|Suzan Norton, with her son, Mike|
When my husband, Terry, and I learned that our son Mike, then age 4, had Duchenne muscular dystrophy, we were devastated. Immediately, our hopes and dreams for Mike — playing sports, graduating high school, having girlfriends — all changed. That was 20 years ago.
I spent the next six months in chronic sorrow, but one day I woke up and knew we would be OK. We became involved with MDA and with other parents of children with DMD. Since then we’ve learned a great deal, much of it very hopeful. We have educated ourselves on being proactive with Mike’s care. Finding balance with siblings was sometimes difficult. Today, we’ve found inner peace with challenges facing us, and enjoy a full, rewarding family life.
It’s easy to become overwhelmed by your child’s diagnosis. But Terry and I assure you that you can cope with the emotional and physical tasks that lie ahead, if you take small steps, prioritize and listen to the needs of your family. Along the journey, you may sometimes be afraid, but your child will teach you many things, and you will learn to empower each other.
You may find others trying to set limits for your child. When Mike’s pediatrician asked about his participation in sports and my reply was negative, she asked why he didn’t play. Unknowingly, I had set limits on my son! Had it not been for that doctor, we would not have witnessed Mike’s love of baseball, which he played for three years.

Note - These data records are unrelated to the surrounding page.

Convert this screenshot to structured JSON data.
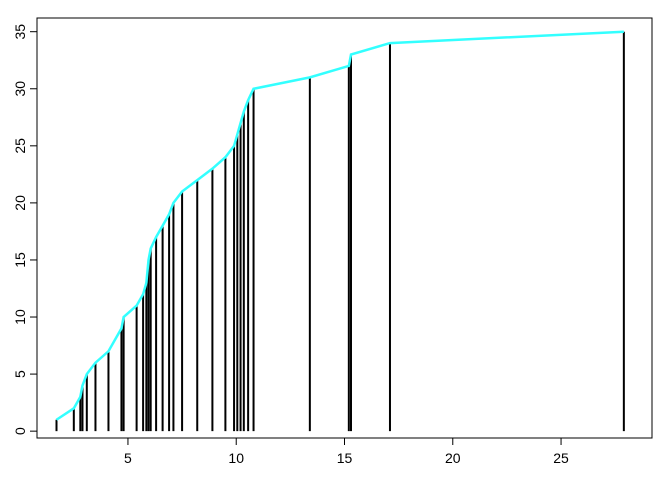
{
  "chart_data": {
    "type": "line",
    "title": "",
    "xlabel": "",
    "ylabel": "",
    "xlim": [
      0.8,
      29.2
    ],
    "ylim": [
      -0.6,
      36.2
    ],
    "x_ticks": [
      5,
      10,
      15,
      20,
      25
    ],
    "y_ticks": [
      0,
      5,
      10,
      15,
      20,
      25,
      30,
      35
    ],
    "grid": false,
    "colors": {
      "spikes": "#000000",
      "curve": "#33ffff",
      "frame": "#000000"
    },
    "series": [
      {
        "style": "spikes",
        "x": [
          1.7,
          2.5,
          2.8,
          2.9,
          3.1,
          3.5,
          4.1,
          4.7,
          4.8,
          5.4,
          5.7,
          5.85,
          5.95,
          6.05,
          6.3,
          6.6,
          6.9,
          7.1,
          7.5,
          8.2,
          8.9,
          9.5,
          9.9,
          10.05,
          10.2,
          10.35,
          10.55,
          10.8,
          13.4,
          15.2,
          15.3,
          17.1,
          27.9
        ],
        "y": [
          1,
          2,
          3,
          4,
          5,
          6,
          7,
          9,
          10,
          11,
          12,
          13,
          15,
          16,
          17,
          18,
          19,
          20,
          21,
          22,
          23,
          24,
          25,
          26,
          27,
          28,
          29,
          30,
          31,
          32,
          33,
          34,
          35
        ]
      },
      {
        "style": "line",
        "x": [
          1.7,
          2.5,
          2.8,
          2.9,
          3.1,
          3.5,
          4.1,
          4.7,
          4.8,
          5.4,
          5.7,
          5.85,
          5.95,
          6.05,
          6.3,
          6.6,
          6.9,
          7.1,
          7.5,
          8.2,
          8.9,
          9.5,
          9.9,
          10.05,
          10.2,
          10.35,
          10.55,
          10.8,
          13.4,
          15.2,
          15.3,
          17.1,
          27.9
        ],
        "y": [
          1,
          2,
          3,
          4,
          5,
          6,
          7,
          9,
          10,
          11,
          12,
          13,
          15,
          16,
          17,
          18,
          19,
          20,
          21,
          22,
          23,
          24,
          25,
          26,
          27,
          28,
          29,
          30,
          31,
          32,
          33,
          34,
          35
        ]
      }
    ]
  }
}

We’ve been greatly helped by the information we’ve received from MDA and other families. These pages present an introduction to Duchenne MD designed to help you meet your child’s needs today and understand some of the changes to come.

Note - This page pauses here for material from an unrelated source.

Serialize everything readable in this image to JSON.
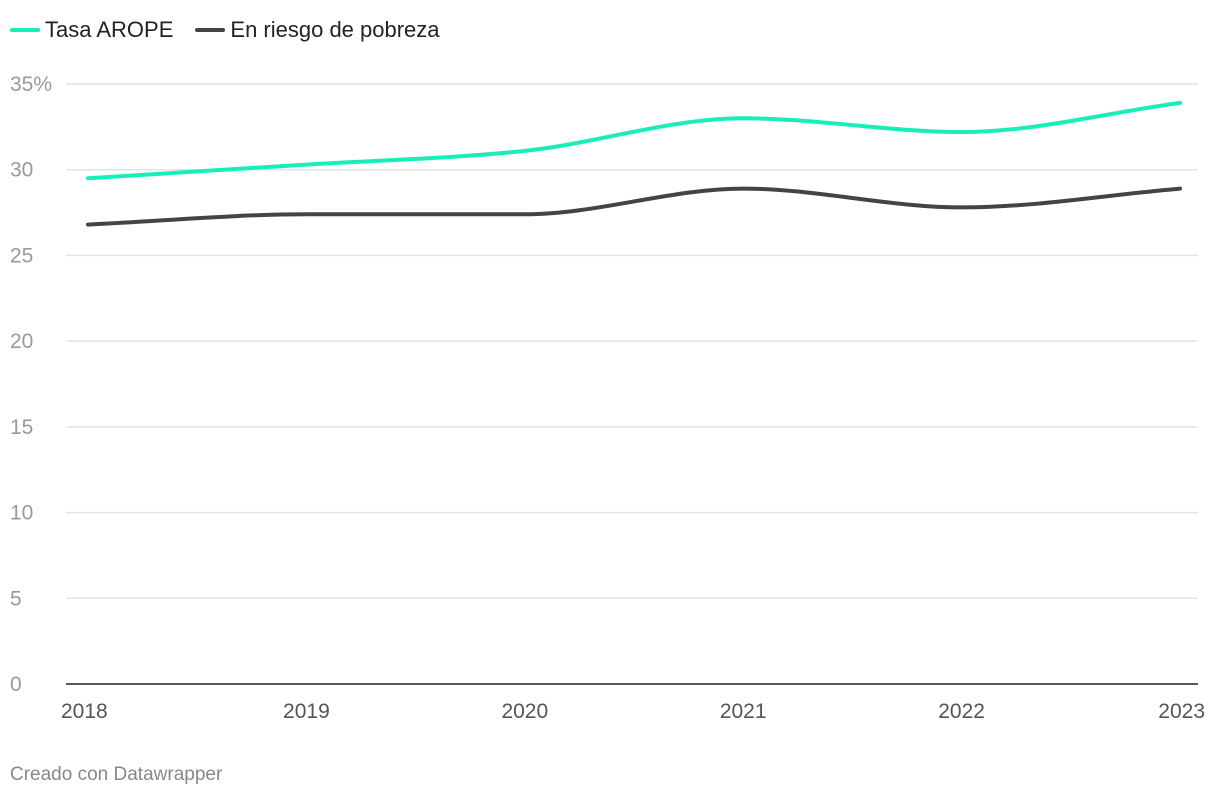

From the information in this section, you’ll learn several encouraging things about muscular dystrophy: that your child’s diagnosis is not your “fault”… that DMD progresses over many years, giving your family time to adjust to changes…and that better treatments are constantly being developed for every aspect of the disease.
Society today is far more open to people with disabilities, and the law entitles your child to a full and inclusive education, employment opportunities and access to public places. Plus, there’s a whole world of technological devices to help your child do schoolwork, play and work. Currently, Mike is a student at college. Agencies such as our state vocational rehabilitation department have helped with access and provided him with voice-activated software. Not that long ago, isolation was an issue for disabled adults, but the Internet has changed all of that.
Surround yourself with inspirational and positive people. You will meet some amazing people along the way. Let your love for your child give you strength. Never give up your hopes and dreams. When our son graduated from high school, he had a girlfriend and was accepted by his peers. Today, he is comfortable in his own skin. He’s taught me more than I’ve taught him.
Through MDA, you’ll build a network of support. MDA’s Quest magazine is filled with articles ranging from emergency room protocol, school issues, durable medical equipment and tips on buying a handicap van, as well as the latest research news. At your local MDA clinic, expert doctors and health professionals will answer questions and make referrals to other specialists. At your MDA support group, you’ll make friends and find understanding. And at MDA summer camp, your child will find a place to be independent, grow emotionally and have the time of his life.
Life will be about acceptance. After you get past your initial fear and devastation, you’ll find that life still holds many joys for your family. Twenty years have passed since the day of diagnosis. Our lives are full of laughter and adventure.
As you face the coming years, remember MDA and all its resources are there to help. May you have all the strength, hope and support you need. You are not alone.